Three years ago, Ridley Scott‘s ill-conceived epic Kingdom of Heaven implicitly asked the question, “What would a movie about the Crusades look like if everyone in it had a 21st-century ideological outlook?” (The unsurprising answer: It would look nothing at all like the Crusades.) With Body of Lies, Scott once again turns his eye to conflict in the Middle East, though this time he wisely keeps his moral and historical frames in present-day alignment. The result is a film that, while far less muddled, still doesn’t have much new to say.

 

A former journalist Roger Ferris (Leonardo DiCaprio) injured in the Iraq war is hired by the CIA Ed Hoffman (Russell Crowe) to track down an Al Qaeda leader in Jordan. The movie jumps from London to Iraq to Washington to Amsterdam to Jordan, Dubai, Turkey, and Syria with box-checking diligence. There are betrayals and kidnappings and rogue operations and collateral damage. Things are not infrequently blown up. The elements of the film, in other words, will be reasonably familiar to anyone who saw Syriana or The Kingdom or Traitor or Spy Game.

 

The script, adapted by William Monaghan from a novel by Washington Post columnist David Ignatius, shrewdly sticks to shades of gray; those waiting for a stark double cross that will reveal the movie’s true villain will wait in vain.
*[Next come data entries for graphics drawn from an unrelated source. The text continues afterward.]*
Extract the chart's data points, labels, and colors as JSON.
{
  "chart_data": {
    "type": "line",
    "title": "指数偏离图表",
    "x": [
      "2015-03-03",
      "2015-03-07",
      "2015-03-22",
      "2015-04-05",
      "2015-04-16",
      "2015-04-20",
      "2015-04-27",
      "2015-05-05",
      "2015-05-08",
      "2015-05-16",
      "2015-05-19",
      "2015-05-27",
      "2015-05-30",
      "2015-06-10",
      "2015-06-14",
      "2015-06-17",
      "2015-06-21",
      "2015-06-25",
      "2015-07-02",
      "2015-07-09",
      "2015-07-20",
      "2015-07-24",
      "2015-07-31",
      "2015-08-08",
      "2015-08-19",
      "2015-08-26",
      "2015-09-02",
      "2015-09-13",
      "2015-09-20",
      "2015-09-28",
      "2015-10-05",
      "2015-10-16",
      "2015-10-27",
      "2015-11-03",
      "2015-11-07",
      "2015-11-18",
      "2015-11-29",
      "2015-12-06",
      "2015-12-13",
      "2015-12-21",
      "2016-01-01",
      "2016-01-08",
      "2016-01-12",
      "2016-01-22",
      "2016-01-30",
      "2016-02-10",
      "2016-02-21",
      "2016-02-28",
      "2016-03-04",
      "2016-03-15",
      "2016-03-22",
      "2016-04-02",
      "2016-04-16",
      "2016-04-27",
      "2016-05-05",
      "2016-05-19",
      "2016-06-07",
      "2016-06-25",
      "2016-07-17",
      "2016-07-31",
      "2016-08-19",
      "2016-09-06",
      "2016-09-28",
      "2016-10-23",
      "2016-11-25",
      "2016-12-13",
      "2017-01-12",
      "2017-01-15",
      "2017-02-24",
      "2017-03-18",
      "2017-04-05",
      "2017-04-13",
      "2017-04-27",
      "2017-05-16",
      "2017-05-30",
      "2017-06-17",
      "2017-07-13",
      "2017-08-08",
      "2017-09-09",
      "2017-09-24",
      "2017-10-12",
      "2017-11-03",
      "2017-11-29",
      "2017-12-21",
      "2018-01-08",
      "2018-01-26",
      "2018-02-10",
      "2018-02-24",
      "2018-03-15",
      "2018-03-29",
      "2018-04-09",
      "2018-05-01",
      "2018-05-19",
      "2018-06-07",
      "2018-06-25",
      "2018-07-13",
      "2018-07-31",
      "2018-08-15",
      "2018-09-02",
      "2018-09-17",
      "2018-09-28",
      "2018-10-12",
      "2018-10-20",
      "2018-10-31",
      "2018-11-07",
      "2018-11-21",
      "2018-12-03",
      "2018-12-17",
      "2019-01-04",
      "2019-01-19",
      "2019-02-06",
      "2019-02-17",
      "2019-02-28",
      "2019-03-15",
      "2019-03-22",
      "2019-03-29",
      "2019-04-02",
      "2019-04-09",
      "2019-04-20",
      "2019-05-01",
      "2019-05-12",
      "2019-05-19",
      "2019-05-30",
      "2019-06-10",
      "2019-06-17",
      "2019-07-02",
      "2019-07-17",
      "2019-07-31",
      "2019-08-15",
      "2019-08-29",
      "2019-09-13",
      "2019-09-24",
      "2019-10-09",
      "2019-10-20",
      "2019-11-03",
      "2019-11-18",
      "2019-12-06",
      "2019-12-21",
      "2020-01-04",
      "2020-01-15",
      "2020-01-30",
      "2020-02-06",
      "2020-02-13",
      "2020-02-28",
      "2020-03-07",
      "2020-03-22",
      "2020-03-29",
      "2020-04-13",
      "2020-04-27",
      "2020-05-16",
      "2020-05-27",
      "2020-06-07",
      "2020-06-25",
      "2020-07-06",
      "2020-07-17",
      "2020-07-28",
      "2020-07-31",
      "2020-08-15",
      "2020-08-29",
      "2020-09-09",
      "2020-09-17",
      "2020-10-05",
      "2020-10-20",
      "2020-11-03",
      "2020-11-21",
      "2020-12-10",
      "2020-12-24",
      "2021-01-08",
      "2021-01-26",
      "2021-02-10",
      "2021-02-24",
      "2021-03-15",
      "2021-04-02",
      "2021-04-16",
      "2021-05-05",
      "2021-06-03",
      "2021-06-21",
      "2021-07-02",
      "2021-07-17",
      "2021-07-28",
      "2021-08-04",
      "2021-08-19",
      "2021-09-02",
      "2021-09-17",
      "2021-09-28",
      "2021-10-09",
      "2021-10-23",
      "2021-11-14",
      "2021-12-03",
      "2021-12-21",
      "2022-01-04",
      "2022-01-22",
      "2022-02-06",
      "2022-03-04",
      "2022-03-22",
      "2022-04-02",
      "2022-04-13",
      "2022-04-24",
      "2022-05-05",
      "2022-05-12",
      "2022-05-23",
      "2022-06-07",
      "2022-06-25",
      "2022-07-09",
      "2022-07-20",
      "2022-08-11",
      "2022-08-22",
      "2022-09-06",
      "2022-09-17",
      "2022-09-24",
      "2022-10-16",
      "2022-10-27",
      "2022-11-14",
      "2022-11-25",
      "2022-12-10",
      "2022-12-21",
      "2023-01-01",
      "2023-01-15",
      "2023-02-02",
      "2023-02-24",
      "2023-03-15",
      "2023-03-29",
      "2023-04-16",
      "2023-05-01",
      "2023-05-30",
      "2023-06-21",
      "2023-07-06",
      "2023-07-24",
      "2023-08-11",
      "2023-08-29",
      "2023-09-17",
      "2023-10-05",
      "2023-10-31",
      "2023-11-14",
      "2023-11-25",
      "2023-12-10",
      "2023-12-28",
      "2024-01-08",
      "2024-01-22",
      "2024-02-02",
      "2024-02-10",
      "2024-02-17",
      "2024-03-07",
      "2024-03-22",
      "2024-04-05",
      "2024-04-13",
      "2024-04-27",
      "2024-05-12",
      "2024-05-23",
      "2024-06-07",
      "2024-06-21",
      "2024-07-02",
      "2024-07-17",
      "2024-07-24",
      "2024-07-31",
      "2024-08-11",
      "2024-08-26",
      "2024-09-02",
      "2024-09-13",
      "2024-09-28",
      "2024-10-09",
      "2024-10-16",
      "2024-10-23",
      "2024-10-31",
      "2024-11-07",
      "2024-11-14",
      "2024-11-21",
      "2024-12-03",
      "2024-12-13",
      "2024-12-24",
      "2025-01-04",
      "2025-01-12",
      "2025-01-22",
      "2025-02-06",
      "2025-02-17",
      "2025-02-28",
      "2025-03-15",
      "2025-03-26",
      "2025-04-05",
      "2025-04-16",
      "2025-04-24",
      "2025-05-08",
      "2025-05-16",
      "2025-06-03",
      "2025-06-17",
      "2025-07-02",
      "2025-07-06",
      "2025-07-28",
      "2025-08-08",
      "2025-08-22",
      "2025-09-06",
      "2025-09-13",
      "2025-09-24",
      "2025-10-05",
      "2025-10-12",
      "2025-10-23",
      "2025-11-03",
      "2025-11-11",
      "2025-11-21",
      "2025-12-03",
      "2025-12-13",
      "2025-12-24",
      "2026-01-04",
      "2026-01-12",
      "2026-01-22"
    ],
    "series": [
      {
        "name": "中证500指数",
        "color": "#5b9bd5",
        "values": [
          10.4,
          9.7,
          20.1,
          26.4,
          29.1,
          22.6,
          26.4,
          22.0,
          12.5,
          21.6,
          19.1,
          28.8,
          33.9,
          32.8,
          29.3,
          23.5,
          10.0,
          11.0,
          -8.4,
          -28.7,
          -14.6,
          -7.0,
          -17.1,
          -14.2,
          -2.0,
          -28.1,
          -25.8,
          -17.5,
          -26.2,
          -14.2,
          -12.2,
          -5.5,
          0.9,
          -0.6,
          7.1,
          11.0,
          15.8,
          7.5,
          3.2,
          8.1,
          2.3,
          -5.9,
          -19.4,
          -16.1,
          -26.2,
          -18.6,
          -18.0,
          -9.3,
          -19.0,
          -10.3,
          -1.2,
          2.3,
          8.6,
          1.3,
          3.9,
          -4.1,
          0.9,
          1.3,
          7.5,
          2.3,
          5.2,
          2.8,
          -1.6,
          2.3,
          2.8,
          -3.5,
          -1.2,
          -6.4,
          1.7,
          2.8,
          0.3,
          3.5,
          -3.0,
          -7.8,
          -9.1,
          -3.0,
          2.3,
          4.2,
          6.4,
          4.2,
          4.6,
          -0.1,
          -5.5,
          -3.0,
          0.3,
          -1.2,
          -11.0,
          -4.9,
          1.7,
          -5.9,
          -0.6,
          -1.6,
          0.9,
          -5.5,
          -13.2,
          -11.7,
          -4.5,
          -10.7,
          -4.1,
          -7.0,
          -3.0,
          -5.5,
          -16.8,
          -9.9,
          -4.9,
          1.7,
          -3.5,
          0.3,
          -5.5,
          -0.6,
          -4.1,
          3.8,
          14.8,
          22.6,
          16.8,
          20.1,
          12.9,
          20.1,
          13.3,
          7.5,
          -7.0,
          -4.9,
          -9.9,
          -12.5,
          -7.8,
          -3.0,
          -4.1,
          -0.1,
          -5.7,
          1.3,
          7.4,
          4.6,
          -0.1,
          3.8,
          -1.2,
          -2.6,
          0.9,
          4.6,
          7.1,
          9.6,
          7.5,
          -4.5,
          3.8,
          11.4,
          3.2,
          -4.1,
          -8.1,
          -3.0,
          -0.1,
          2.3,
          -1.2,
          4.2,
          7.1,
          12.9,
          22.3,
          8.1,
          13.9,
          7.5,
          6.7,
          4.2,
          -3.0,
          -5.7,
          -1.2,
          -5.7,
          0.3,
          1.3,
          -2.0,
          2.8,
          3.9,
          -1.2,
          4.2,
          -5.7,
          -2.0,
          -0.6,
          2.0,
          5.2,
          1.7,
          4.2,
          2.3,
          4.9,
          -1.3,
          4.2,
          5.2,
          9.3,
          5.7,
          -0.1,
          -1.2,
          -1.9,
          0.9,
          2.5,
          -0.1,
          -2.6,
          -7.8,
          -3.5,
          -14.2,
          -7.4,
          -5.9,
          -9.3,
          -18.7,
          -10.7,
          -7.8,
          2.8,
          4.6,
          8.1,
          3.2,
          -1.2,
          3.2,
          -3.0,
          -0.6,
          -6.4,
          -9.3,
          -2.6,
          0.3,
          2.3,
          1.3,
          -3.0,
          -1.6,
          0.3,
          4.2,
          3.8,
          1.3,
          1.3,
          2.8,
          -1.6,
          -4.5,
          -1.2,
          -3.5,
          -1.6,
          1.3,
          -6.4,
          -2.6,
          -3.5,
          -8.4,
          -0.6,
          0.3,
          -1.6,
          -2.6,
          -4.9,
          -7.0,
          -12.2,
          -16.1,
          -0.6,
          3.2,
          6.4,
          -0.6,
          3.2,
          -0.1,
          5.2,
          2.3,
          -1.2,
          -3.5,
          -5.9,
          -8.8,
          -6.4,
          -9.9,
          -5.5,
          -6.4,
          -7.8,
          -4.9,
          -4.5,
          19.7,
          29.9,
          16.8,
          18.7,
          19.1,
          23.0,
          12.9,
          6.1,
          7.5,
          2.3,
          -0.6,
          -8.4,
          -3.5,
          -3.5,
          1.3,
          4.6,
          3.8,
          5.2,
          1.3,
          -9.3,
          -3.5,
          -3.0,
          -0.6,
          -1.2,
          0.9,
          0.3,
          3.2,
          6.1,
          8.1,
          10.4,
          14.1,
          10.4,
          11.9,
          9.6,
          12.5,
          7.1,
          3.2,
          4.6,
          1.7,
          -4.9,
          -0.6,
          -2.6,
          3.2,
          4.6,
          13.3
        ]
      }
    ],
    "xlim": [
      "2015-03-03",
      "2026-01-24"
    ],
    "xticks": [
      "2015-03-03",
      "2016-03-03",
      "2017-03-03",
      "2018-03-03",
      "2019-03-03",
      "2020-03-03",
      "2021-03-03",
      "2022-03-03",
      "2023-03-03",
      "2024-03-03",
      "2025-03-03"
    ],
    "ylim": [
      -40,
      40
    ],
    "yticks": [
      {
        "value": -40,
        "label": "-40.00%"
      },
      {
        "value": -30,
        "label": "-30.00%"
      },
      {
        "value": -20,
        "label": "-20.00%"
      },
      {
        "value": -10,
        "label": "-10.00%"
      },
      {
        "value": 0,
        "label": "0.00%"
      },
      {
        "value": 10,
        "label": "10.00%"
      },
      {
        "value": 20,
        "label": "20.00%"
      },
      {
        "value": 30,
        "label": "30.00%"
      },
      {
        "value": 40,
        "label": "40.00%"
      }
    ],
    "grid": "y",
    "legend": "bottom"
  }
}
DiCaprio and Crowe deliver their customary quality, even if neither shows us anything terribly fresh. (I, for one, look forward to the next role in which DiCaprio doesn’t feel a scruffy goatee is needed to confirm his postpubescence.) But the movie’s true revelation is Syriana vet Strong, who plays head of Jordanian intelligence Hani Salaam. Trim and elegant in narrow pinstripes, Salaam is crafty, charismatic, and sophisticated, with an odd but charming insistence on referring to male colleagues as “my dear.” He is a man capable of brutality when it is required, but glad to avoid it when it is not. A scene in which he administers a carrot to an al Qaeda suspect in place of the anticipated stick is perhaps the best in the film.

 

Scott directs with characteristic panache–the rapid editing and varied camera speeds, a delight in aerial surveillance shots evidently inherited from brother Tony’s Enemy of the State— but as in Kingdom of Heaven his aesthetic and political purposes are in tension: How upset can we be about a deadly explosion when Scott has labored so mightily to make it look cool? Though evidently intended to straddle the divide between action thriller and geopolitical fable, when pushed, Body of Lies tumbles into the former genre. (Its chief bid at seriousness, a confrontational colloquy with the top terrorist near the end of the film, comes across as the awkward regurgitation of a hastily swallowed subscription to The Economist.) In the end, it is an above-average entertainment, though not a terribly memorable one. By contrast, a sequel following the exploits of spymaster Hani Salaam, the George Smiley of Jordan–now that, my dear, would be something to see.